就業規則は会社の法律です。妊娠・出産に関わらず、そう、男性労働者だってもちろん内容を確認しておく必要があります。

2、妊娠したら…
母体保護のために有害業務の制限や軽易業務への転換、時差通勤などが必要になるでしょう。会社への連絡手段として「母性健康管理指導事項連絡カード」を利用するとスムーズです。また、切迫流産などで医師から労務不能とされ、休業して給与が不支給なら、健康保険から「傷病手当金」が支給される可能性があります。

3、妊娠7〜8ヵ月目になったら…
会社の担当者から説明を聞き、そろそろ必要な用紙等を確認しておきましょう。

4、出産予定日の6週間前…
産前6週間(多胎は14週間)、産後8週間はいわゆる「産休」期間です。産前は労働者の希望があれば、産後は希望の有無にかかわらず休業する期間(産後6週間経過後は、医師の認めた業務は就労可能)です。この間に休業して給与が不支給なら、健康保険から「出産手当金」が支給されます。
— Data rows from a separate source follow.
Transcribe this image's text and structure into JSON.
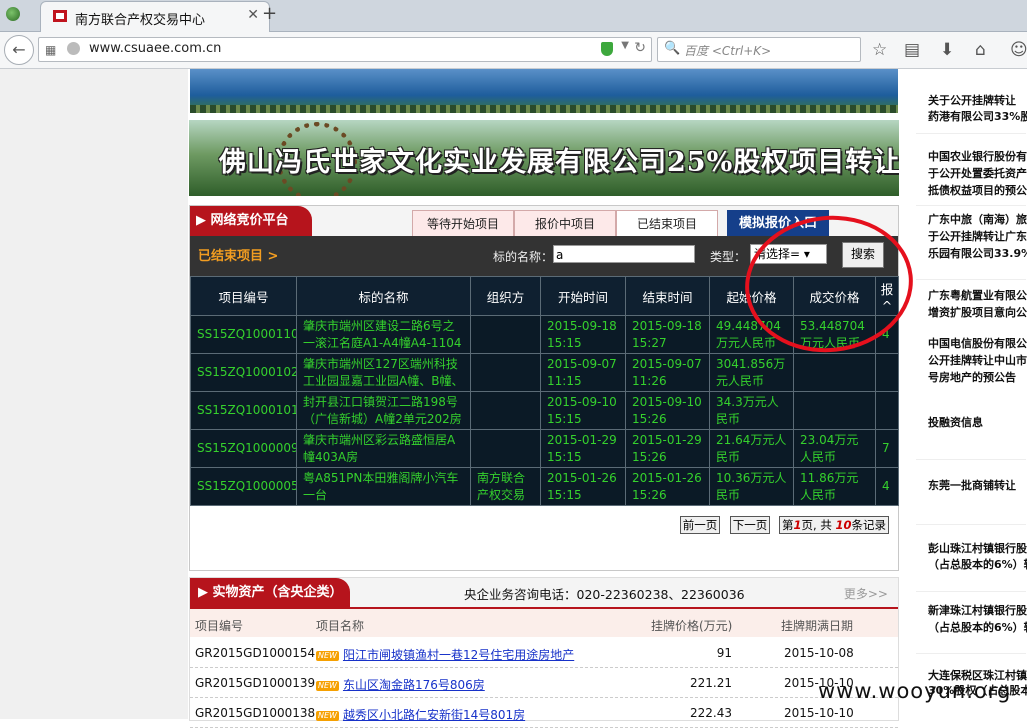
{
  "browser": {
    "tab_title": "南方联合产权交易中心",
    "url": "www.csuaee.com.cn",
    "search_placeholder": "百度 <Ctrl+K>"
  },
  "banner": {
    "title": "佛山冯氏世家文化实业发展有限公司25%股权项目转让"
  },
  "bidding": {
    "section_label": "网络竞价平台",
    "tabs": [
      "等待开始项目",
      "报价中项目",
      "已结束项目",
      "模拟报价入口"
    ],
    "active_tab": "已结束项目",
    "filter": {
      "ended_label": "已结束项目 >",
      "name_label": "标的名称：",
      "name_value": "a",
      "type_label": "类型：",
      "type_value": "请选择=",
      "search_button": "搜索"
    },
    "columns": [
      "项目编号",
      "标的名称",
      "组织方",
      "开始时间",
      "结束时间",
      "起始价格",
      "成交价格",
      "报^"
    ],
    "rows": [
      {
        "id": "SS15ZQ1000110",
        "name": "肇庆市端州区建设二路6号之一滚江名庭A1-A4幢A4-1104",
        "org": "",
        "start": "2015-09-18 15:15",
        "end": "2015-09-18 15:27",
        "start_price": "49.448704万元人民币",
        "deal_price": "53.448704万元人民币",
        "bids": "4"
      },
      {
        "id": "SS15ZQ1000102",
        "name": "肇庆市端州区127区端州科技工业园显嘉工业园A幢、B幢、",
        "org": "",
        "start": "2015-09-07 11:15",
        "end": "2015-09-07 11:26",
        "start_price": "3041.856万元人民币",
        "deal_price": "",
        "bids": ""
      },
      {
        "id": "SS15ZQ1000101",
        "name": "封开县江口镇贺江二路198号（广信新城）A幢2单元202房",
        "org": "",
        "start": "2015-09-10 15:15",
        "end": "2015-09-10 15:26",
        "start_price": "34.3万元人民币",
        "deal_price": "",
        "bids": ""
      },
      {
        "id": "SS15ZQ1000009",
        "name": "肇庆市端州区彩云路盛恒居A幢403A房",
        "org": "",
        "start": "2015-01-29 15:15",
        "end": "2015-01-29 15:26",
        "start_price": "21.64万元人民币",
        "deal_price": "23.04万元人民币",
        "bids": "7"
      },
      {
        "id": "SS15ZQ1000005",
        "name": "粤A851PN本田雅阁牌小汽车一台",
        "org": "南方联合产权交易",
        "start": "2015-01-26 15:15",
        "end": "2015-01-26 15:26",
        "start_price": "10.36万元人民币",
        "deal_price": "11.86万元人民币",
        "bids": "4"
      }
    ],
    "pager": {
      "prev": "前一页",
      "next": "下一页",
      "page_prefix": "第",
      "page_no": "1",
      "page_mid": "页, 共",
      "total": "10",
      "total_suffix": "条记录"
    }
  },
  "assets": {
    "section_label": "实物资产（含央企类）",
    "hotline": "央企业务咨询电话：020-22360238、22360036",
    "more": "更多>>",
    "columns": [
      "项目编号",
      "项目名称",
      "挂牌价格(万元)",
      "挂牌期满日期"
    ],
    "new_badge": "NEW",
    "rows": [
      {
        "id": "GR2015GD1000154",
        "name": "阳江市闸坡镇渔村一巷12号住宅用途房地产",
        "price": "91",
        "date": "2015-10-08"
      },
      {
        "id": "GR2015GD1000139",
        "name": "东山区淘金路176号806房",
        "price": "221.21",
        "date": "2015-10-10"
      },
      {
        "id": "GR2015GD1000138",
        "name": "越秀区小北路仁安新街14号801房",
        "price": "222.43",
        "date": "2015-10-10"
      }
    ]
  },
  "sidebar_news": [
    "关于公开挂牌转让",
    "药港有限公司33%股",
    "中国农业银行股份有",
    "于公开处置委托资产",
    "抵债权益项目的预公",
    "广东中旅（南海）旅",
    "于公开挂牌转让广东",
    "乐园有限公司33.9%",
    "广东粤航置业有限公",
    "增资扩股项目意向公",
    "中国电信股份有限公",
    "公开挂牌转让中山市",
    "号房地产的预公告",
    "投融资信息",
    "东莞一批商铺转让",
    "彭山珠江村镇银行股",
    "（占总股本的6%）转",
    "新津珠江村镇银行股",
    "（占总股本的6%）转",
    "大连保税区珠江村镇",
    "30%股权（占总股本"
  ],
  "watermark": "www.wooyun.org"
}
分割して請求も可能ですが、産後休業終了後にまとめて1回で請求することが多いようです。

5、出産1ヵ月前…
以前は出産費用を病院へ支払っておき、後日「出産育児一時金」を健康保険から受け取りましたが、最近は健康保険から直接病院へ支払う「直接支払制度」を導入している病院が増え、労働者が全額を立替払いする必要がなくなりました。病院が制度を導入しているかどうか調べておきましょう。

6、出産前…
出産は病気ではないので健康保険対象外ですが、もし帝王切開になったら保険が適用されます。手術費が高額になるなら「限度額適用認定証」の交付を受けておきましょう。

7、出産したら…
会社へ報告しましょう。特に子供を自分の健康保険の被扶養者にする場合は、早めに会社へ連絡しておきましょう。

8、産休終了後…
育児休業をとるなら「育児休業等取得者申出書(社会保険料免除)」や雇用保険の「育児休業給付」の手続きがあり、会社が行ってくれますが、母子手帳のコピーなどが必要です。

9、職場復帰…
上記8の免除や給付は終了です。

10、復帰してから…
もし、短時間勤務などで給与額が減ったときは、「育児休業等終了時報酬月額変更届」を会社が提出します。この場合、「養育期間標準報酬月額特例申出書」を提出しておけば、将来の年金計算時には出産前の高い報酬額で計算してもらえます。

 働きながらの出産や育児には会社や同僚の理解と協力が欠かせません。周囲への配慮を忘れずに、明るい職場環境を心掛けましょう。